Ssd1 function has been demonstrated to be negatively regulated via phosphorylation by Cbk1 (Jansen et al., 2009, Kurischko et al., 2011a). Cbk1 inhibition and cellular stress lead to translational repression along with the localization of Ssd1 to cytoplasmic puncta (Kurischko et al., 2011a, Kurischko et al., 2011b).
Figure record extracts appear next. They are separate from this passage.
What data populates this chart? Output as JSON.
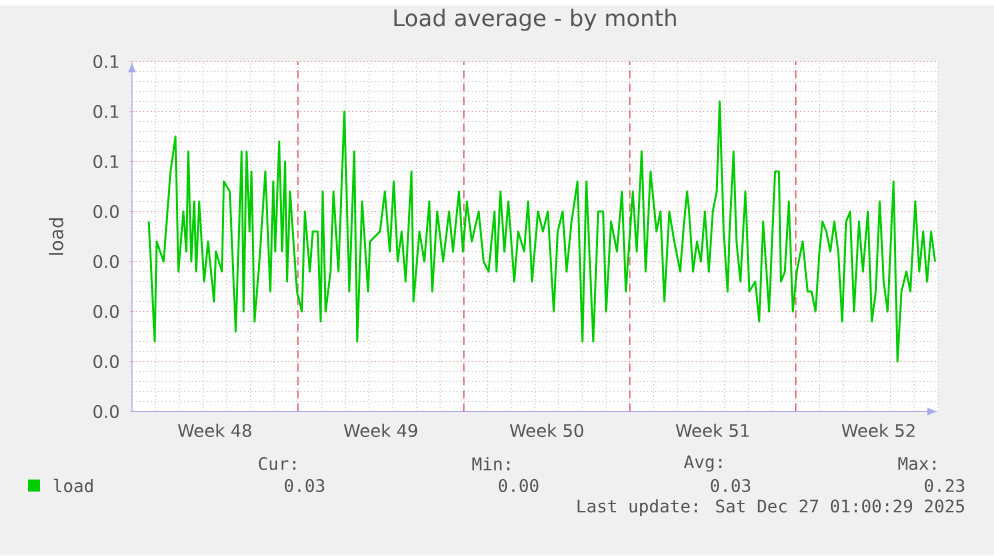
{
  "chart_data": {
    "type": "line",
    "title": "Load average - by month",
    "ylabel": "load",
    "legend": "bottom",
    "grid": true,
    "xlim": [
      "2025-11-24",
      "2025-12-28"
    ],
    "xticks": [
      {
        "value": "2025-11-27T12:00",
        "label": "Week 48"
      },
      {
        "value": "2025-12-04T12:00",
        "label": "Week 49"
      },
      {
        "value": "2025-12-11T12:00",
        "label": "Week 50"
      },
      {
        "value": "2025-12-18T12:00",
        "label": "Week 51"
      },
      {
        "value": "2025-12-25T12:00",
        "label": "Week 52"
      },
      {
        "value": "2025-12-01",
        "label": null
      },
      {
        "value": "2025-12-08",
        "label": null
      },
      {
        "value": "2025-12-15",
        "label": null
      },
      {
        "value": "2025-12-22",
        "label": null
      }
    ],
    "ylim": [
      0,
      0.07
    ],
    "yticks": [
      {
        "value": 0,
        "label": "0.0"
      },
      {
        "value": 0.01,
        "label": "0.0"
      },
      {
        "value": 0.02,
        "label": "0.0"
      },
      {
        "value": 0.03,
        "label": "0.0"
      },
      {
        "value": 0.04,
        "label": "0.0"
      },
      {
        "value": 0.05,
        "label": "0.1"
      },
      {
        "value": 0.06,
        "label": "0.1"
      },
      {
        "value": 0.07,
        "label": "0.1"
      }
    ],
    "annotations": [
      "Cur:",
      "Min:",
      "Avg:",
      "Max:",
      "0.03",
      "0.00",
      "0.03",
      "0.23",
      "Last update: Sat Dec 27 01:00:29 2025"
    ],
    "series": [
      {
        "name": "load",
        "color": "#00cc00",
        "x": [
          "2025-11-24T17:00",
          "2025-11-24T23:00",
          "2025-11-25T01:00",
          "2025-11-25T08:00",
          "2025-11-25T15:00",
          "2025-11-25T20:00",
          "2025-11-25T23:00",
          "2025-11-26T04:00",
          "2025-11-26T07:00",
          "2025-11-26T09:00",
          "2025-11-26T12:00",
          "2025-11-26T15:00",
          "2025-11-26T17:00",
          "2025-11-26T20:00",
          "2025-11-27T01:00",
          "2025-11-27T05:00",
          "2025-11-27T11:00",
          "2025-11-27T13:00",
          "2025-11-27T19:00",
          "2025-11-27T21:00",
          "2025-11-28T03:00",
          "2025-11-28T09:00",
          "2025-11-28T15:00",
          "2025-11-28T17:00",
          "2025-11-28T20:00",
          "2025-11-28T23:00",
          "2025-11-29T01:00",
          "2025-11-29T04:00",
          "2025-11-29T09:00",
          "2025-11-29T15:00",
          "2025-11-29T20:00",
          "2025-11-29T23:00",
          "2025-11-30T01:00",
          "2025-11-30T05:00",
          "2025-11-30T08:00",
          "2025-11-30T11:00",
          "2025-11-30T13:00",
          "2025-11-30T16:00",
          "2025-11-30T23:00",
          "2025-12-01T04:00",
          "2025-12-01T07:00",
          "2025-12-01T12:00",
          "2025-12-01T15:00",
          "2025-12-01T20:00",
          "2025-12-01T23:00",
          "2025-12-02T01:00",
          "2025-12-02T04:00",
          "2025-12-02T09:00",
          "2025-12-02T12:00",
          "2025-12-02T17:00",
          "2025-12-02T23:00",
          "2025-12-03T04:00",
          "2025-12-03T09:00",
          "2025-12-03T12:00",
          "2025-12-03T17:00",
          "2025-12-03T23:00",
          "2025-12-04T01:00",
          "2025-12-04T11:00",
          "2025-12-04T16:00",
          "2025-12-04T21:00",
          "2025-12-05T01:00",
          "2025-12-05T05:00",
          "2025-12-05T09:00",
          "2025-12-05T13:00",
          "2025-12-05T19:00",
          "2025-12-05T21:00",
          "2025-12-06T03:00",
          "2025-12-06T08:00",
          "2025-12-06T13:00",
          "2025-12-06T16:00",
          "2025-12-06T21:00",
          "2025-12-07T03:00",
          "2025-12-07T09:00",
          "2025-12-07T13:00",
          "2025-12-07T19:00",
          "2025-12-07T23:00",
          "2025-12-08T03:00",
          "2025-12-08T08:00",
          "2025-12-08T15:00",
          "2025-12-08T20:00",
          "2025-12-09T01:00",
          "2025-12-09T07:00",
          "2025-12-09T09:00",
          "2025-12-09T13:00",
          "2025-12-09T17:00",
          "2025-12-09T21:00",
          "2025-12-10T03:00",
          "2025-12-10T07:00",
          "2025-12-10T13:00",
          "2025-12-10T17:00",
          "2025-12-10T21:00",
          "2025-12-11T03:00",
          "2025-12-11T08:00",
          "2025-12-11T13:00",
          "2025-12-11T19:00",
          "2025-12-11T23:00",
          "2025-12-12T04:00",
          "2025-12-12T08:00",
          "2025-12-12T13:00",
          "2025-12-12T19:00",
          "2025-12-13T00:00",
          "2025-12-13T04:00",
          "2025-12-13T11:00",
          "2025-12-13T16:00",
          "2025-12-13T21:00",
          "2025-12-14T00:00",
          "2025-12-14T05:00",
          "2025-12-14T11:00",
          "2025-12-14T16:00",
          "2025-12-14T20:00",
          "2025-12-15T03:00",
          "2025-12-15T07:00",
          "2025-12-15T12:00",
          "2025-12-15T16:00",
          "2025-12-15T21:00",
          "2025-12-16T03:00",
          "2025-12-16T07:00",
          "2025-12-16T11:00",
          "2025-12-16T16:00",
          "2025-12-16T21:00",
          "2025-12-17T03:00",
          "2025-12-17T07:00",
          "2025-12-17T10:00",
          "2025-12-17T12:00",
          "2025-12-17T16:00",
          "2025-12-17T20:00",
          "2025-12-18T00:00",
          "2025-12-18T04:00",
          "2025-12-18T08:00",
          "2025-12-18T12:00",
          "2025-12-18T16:00",
          "2025-12-18T19:00",
          "2025-12-18T23:00",
          "2025-12-19T03:00",
          "2025-12-19T05:00",
          "2025-12-19T09:00",
          "2025-12-19T12:00",
          "2025-12-19T16:00",
          "2025-12-19T21:00",
          "2025-12-20T01:00",
          "2025-12-20T07:00",
          "2025-12-20T11:00",
          "2025-12-20T15:00",
          "2025-12-20T19:00",
          "2025-12-20T21:00",
          "2025-12-21T03:00",
          "2025-12-21T07:00",
          "2025-12-21T09:00",
          "2025-12-21T13:00",
          "2025-12-21T17:00",
          "2025-12-21T21:00",
          "2025-12-22T01:00",
          "2025-12-22T07:00",
          "2025-12-22T12:00",
          "2025-12-22T16:00",
          "2025-12-22T20:00",
          "2025-12-23T00:00",
          "2025-12-23T03:00",
          "2025-12-23T07:00",
          "2025-12-23T11:00",
          "2025-12-23T15:00",
          "2025-12-23T19:00",
          "2025-12-23T23:00",
          "2025-12-24T03:00",
          "2025-12-24T07:00",
          "2025-12-24T11:00",
          "2025-12-24T16:00",
          "2025-12-24T20:00",
          "2025-12-25T01:00",
          "2025-12-25T05:00",
          "2025-12-25T09:00",
          "2025-12-25T13:00",
          "2025-12-25T17:00",
          "2025-12-25T21:00",
          "2025-12-26T03:00",
          "2025-12-26T07:00",
          "2025-12-26T11:00",
          "2025-12-26T16:00",
          "2025-12-26T20:00",
          "2025-12-27T01:00",
          "2025-12-27T05:00",
          "2025-12-27T09:00",
          "2025-12-27T13:00",
          "2025-12-27T17:00",
          "2025-12-27T21:00"
        ],
        "values": [
          0.038,
          0.014,
          0.034,
          0.03,
          0.048,
          0.055,
          0.028,
          0.04,
          0.032,
          0.052,
          0.03,
          0.042,
          0.028,
          0.042,
          0.026,
          0.034,
          0.022,
          0.032,
          0.028,
          0.046,
          0.044,
          0.016,
          0.052,
          0.02,
          0.052,
          0.036,
          0.048,
          0.018,
          0.03,
          0.048,
          0.024,
          0.046,
          0.032,
          0.054,
          0.032,
          0.05,
          0.026,
          0.044,
          0.024,
          0.02,
          0.04,
          0.028,
          0.036,
          0.036,
          0.018,
          0.044,
          0.02,
          0.028,
          0.044,
          0.028,
          0.06,
          0.024,
          0.052,
          0.014,
          0.042,
          0.024,
          0.034,
          0.036,
          0.044,
          0.032,
          0.046,
          0.03,
          0.036,
          0.026,
          0.048,
          0.022,
          0.036,
          0.03,
          0.042,
          0.024,
          0.04,
          0.03,
          0.04,
          0.032,
          0.044,
          0.032,
          0.042,
          0.034,
          0.04,
          0.03,
          0.028,
          0.04,
          0.028,
          0.044,
          0.032,
          0.042,
          0.026,
          0.036,
          0.032,
          0.042,
          0.026,
          0.04,
          0.036,
          0.04,
          0.02,
          0.036,
          0.04,
          0.028,
          0.038,
          0.046,
          0.014,
          0.046,
          0.014,
          0.04,
          0.04,
          0.02,
          0.038,
          0.032,
          0.044,
          0.024,
          0.044,
          0.032,
          0.052,
          0.028,
          0.048,
          0.036,
          0.04,
          0.022,
          0.04,
          0.034,
          0.028,
          0.038,
          0.044,
          0.04,
          0.028,
          0.034,
          0.03,
          0.04,
          0.028,
          0.04,
          0.044,
          0.062,
          0.036,
          0.024,
          0.036,
          0.052,
          0.034,
          0.026,
          0.044,
          0.024,
          0.026,
          0.018,
          0.038,
          0.026,
          0.02,
          0.048,
          0.048,
          0.026,
          0.028,
          0.042,
          0.02,
          0.028,
          0.034,
          0.024,
          0.024,
          0.02,
          0.032,
          0.038,
          0.036,
          0.032,
          0.038,
          0.032,
          0.018,
          0.038,
          0.04,
          0.02,
          0.038,
          0.028,
          0.04,
          0.018,
          0.024,
          0.042,
          0.026,
          0.02,
          0.046,
          0.01,
          0.024,
          0.028,
          0.024,
          0.042,
          0.028,
          0.036,
          0.026,
          0.036,
          0.03
        ]
      }
    ]
  }
}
One explanation for the pleiotropic nature of the cot-1 (ts) mutant is the fact that COT-1 is an upstream component in a hierarchal pathway that can effect different processes in the cell. In this study, we describe the transcriptional profile of cot-1 inactivation and demonstrate that gul-1 affects transcript abundance of multiple genes in the COT-1 pathway, including processes such as cell wall remodeling, nitrogen and amino acid metabolism as well as 298 genes of yet unknown function. Furthermore, we show that GUL-1 transport in the cell is tubulin-dependent and the extent of its association with nuclei is stress-dependent.
Materials and methods
Discussion Homologs of the N. crassa Ndr kinase COT-1 are important for cell differentiation and polar morphogenesis in various fungi (Buhr et al., 1996, Dürrenberger and Kronstad, 1999, Johns et al., 2006, Kodama et al., 2017, McNemar and Fonzi, 2002, Scheffer et al., 2005, Yarden et al., 1992, Ziv et al., 2009). At least part of COT-1 and its homologs function is mediated by its effector GUL-1 or appropriate counterparts in other fungi (Herold and Yarden, 2017, Jansen et al., 2009, Kurischko et al., 2011a, Lee et al., 2015, Nuñez et al., 2016). In this study, we demonstrate that the morphological consequences of impaired cot-1 (ts) function are accompanied by major changes in the transcriptome. In fact, almost 10% of N. crassa transcriptome was found to be differently expressed in a cot-1 (ts) background. Among the different genes, we identified enrichment in the expression of oxidation signaling and catalytic activity-encoding genes. These can explain the fact that in the cot-1 (ts) mutant cellular stress responses are activated. This is in line with a previous observation showing that in a cot-1 (ts) strain, a variety of stress-related physiological responses are evident, even when external stress was not applied (Gorovits and Yarden, 2003). Thus, our current results support the hypothesis that at least part of the phenotypic suppression by environmental stresses that cot-1 (ts) undergoes, is related to the transcriptional and subsequent physiological state imposed by impaired COT-1 function.